The other really destructive lesson this whole privacy-is-dead line of thinking enforces is that it forces you
to implicitly accept a really shitty bargain. The people who blindly accept mass surveillance are implicitly
saying this: I am not worried about the government reading my e-mail. But think for a second -- who are
these people? Well, they're the people who aren't doing anything the government might find
questionable. They're saying "I'm making myself unthreatening, I'm making myself sufficiently
subservient and docile such that the government will go after the other guy." We should be against this
line of thinking in a really, really strong way. Maybe you don't want to engage in that questionable
behavior now, but what if you do in the future? If you somehow know that you'll never want to, it's still
in the collective good to have dissidents and investigative journalists and activists because without those
people, we have no checks on power and our democracy turns sour.

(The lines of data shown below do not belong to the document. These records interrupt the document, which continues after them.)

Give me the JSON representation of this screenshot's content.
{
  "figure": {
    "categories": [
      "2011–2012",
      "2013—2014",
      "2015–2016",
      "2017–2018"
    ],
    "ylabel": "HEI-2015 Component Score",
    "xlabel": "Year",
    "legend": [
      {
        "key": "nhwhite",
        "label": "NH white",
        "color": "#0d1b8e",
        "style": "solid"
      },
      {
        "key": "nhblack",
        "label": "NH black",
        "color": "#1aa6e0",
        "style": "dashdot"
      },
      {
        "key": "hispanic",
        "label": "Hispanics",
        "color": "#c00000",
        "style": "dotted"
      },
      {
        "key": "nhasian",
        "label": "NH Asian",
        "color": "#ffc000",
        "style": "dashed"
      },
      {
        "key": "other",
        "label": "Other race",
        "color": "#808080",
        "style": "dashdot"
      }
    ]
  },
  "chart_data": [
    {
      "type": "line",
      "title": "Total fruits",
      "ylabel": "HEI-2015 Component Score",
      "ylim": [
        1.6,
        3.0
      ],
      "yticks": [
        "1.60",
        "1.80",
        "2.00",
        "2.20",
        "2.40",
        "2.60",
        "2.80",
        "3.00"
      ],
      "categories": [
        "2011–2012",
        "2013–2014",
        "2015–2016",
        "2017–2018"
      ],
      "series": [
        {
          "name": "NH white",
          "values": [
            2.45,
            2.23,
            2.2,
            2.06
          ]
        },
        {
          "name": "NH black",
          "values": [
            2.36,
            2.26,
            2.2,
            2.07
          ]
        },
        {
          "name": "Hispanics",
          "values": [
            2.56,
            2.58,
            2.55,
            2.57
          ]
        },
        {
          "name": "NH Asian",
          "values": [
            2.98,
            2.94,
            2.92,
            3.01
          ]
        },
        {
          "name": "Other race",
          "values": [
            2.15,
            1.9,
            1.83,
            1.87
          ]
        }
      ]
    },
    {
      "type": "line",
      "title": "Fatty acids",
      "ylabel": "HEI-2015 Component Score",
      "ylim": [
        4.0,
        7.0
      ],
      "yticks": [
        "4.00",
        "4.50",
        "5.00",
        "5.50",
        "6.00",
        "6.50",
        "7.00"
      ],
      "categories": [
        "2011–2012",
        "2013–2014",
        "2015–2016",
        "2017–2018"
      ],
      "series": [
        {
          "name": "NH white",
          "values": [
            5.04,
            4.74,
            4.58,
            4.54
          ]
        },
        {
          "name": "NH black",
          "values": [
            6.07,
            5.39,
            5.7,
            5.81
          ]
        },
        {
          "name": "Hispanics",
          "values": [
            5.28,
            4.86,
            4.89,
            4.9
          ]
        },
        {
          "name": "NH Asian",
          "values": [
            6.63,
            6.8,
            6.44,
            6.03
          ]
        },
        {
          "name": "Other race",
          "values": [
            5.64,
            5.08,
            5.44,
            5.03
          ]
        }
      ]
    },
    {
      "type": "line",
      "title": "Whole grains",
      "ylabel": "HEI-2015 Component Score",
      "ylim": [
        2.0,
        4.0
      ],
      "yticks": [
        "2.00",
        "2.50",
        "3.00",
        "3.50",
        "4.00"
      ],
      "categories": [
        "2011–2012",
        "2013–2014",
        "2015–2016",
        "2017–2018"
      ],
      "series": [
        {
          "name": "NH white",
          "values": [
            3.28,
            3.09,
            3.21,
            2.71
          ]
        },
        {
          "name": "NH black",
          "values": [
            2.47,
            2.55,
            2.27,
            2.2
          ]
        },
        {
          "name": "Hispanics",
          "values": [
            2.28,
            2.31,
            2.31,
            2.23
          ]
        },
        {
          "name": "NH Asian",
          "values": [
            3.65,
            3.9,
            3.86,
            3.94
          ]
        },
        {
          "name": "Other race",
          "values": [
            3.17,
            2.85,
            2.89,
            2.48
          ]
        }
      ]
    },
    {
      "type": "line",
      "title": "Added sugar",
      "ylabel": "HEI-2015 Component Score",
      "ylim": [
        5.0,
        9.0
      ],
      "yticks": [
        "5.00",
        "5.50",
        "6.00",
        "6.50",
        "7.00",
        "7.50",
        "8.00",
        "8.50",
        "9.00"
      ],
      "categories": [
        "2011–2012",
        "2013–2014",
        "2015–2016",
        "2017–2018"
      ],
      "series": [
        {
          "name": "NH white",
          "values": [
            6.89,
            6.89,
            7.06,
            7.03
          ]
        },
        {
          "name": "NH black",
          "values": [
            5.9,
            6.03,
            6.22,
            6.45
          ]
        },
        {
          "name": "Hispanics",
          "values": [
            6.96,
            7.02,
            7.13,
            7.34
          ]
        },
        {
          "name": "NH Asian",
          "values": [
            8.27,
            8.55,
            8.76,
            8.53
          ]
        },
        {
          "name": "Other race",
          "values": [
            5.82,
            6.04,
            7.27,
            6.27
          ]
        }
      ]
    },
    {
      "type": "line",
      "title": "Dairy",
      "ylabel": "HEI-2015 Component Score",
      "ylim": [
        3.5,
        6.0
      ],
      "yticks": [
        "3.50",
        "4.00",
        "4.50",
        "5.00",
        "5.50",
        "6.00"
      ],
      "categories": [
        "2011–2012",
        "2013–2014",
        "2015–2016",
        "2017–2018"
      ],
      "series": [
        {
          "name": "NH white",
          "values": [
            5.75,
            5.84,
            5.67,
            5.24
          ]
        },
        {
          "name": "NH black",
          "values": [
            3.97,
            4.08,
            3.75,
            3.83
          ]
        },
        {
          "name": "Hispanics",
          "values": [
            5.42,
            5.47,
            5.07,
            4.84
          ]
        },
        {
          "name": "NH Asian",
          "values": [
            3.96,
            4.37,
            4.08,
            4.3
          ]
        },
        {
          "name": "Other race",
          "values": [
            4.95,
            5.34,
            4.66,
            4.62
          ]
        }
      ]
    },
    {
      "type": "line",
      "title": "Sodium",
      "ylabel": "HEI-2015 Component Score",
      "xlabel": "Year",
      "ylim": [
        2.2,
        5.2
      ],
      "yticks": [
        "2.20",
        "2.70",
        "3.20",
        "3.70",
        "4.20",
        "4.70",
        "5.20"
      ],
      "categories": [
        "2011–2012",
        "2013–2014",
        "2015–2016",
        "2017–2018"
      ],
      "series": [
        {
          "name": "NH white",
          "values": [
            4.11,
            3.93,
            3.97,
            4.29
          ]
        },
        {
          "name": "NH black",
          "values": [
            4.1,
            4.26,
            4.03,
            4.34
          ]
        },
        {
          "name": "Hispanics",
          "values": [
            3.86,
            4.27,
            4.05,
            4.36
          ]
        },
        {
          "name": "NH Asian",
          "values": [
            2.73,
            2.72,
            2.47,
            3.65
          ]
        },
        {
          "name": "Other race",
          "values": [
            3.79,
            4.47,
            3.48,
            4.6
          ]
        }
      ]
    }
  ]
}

In Mubarak's Egypt, it wasn't the people going around saying how great the Hosni Mubarak government
was who got arrested and tortured and killed -- it was only the people out in the streets fighting for
democracy. If you go into American Muslim communities or the organizers in the Occupy movement or
who work for transparency online, you will never hear anyone say "oh, I'm not worried." I think this is
really a crucial point: we should not be comfortable or okay with a society where the only way to be free
of surveillance and oppression is if we make ourselves as unthreatening and as compliant as possible.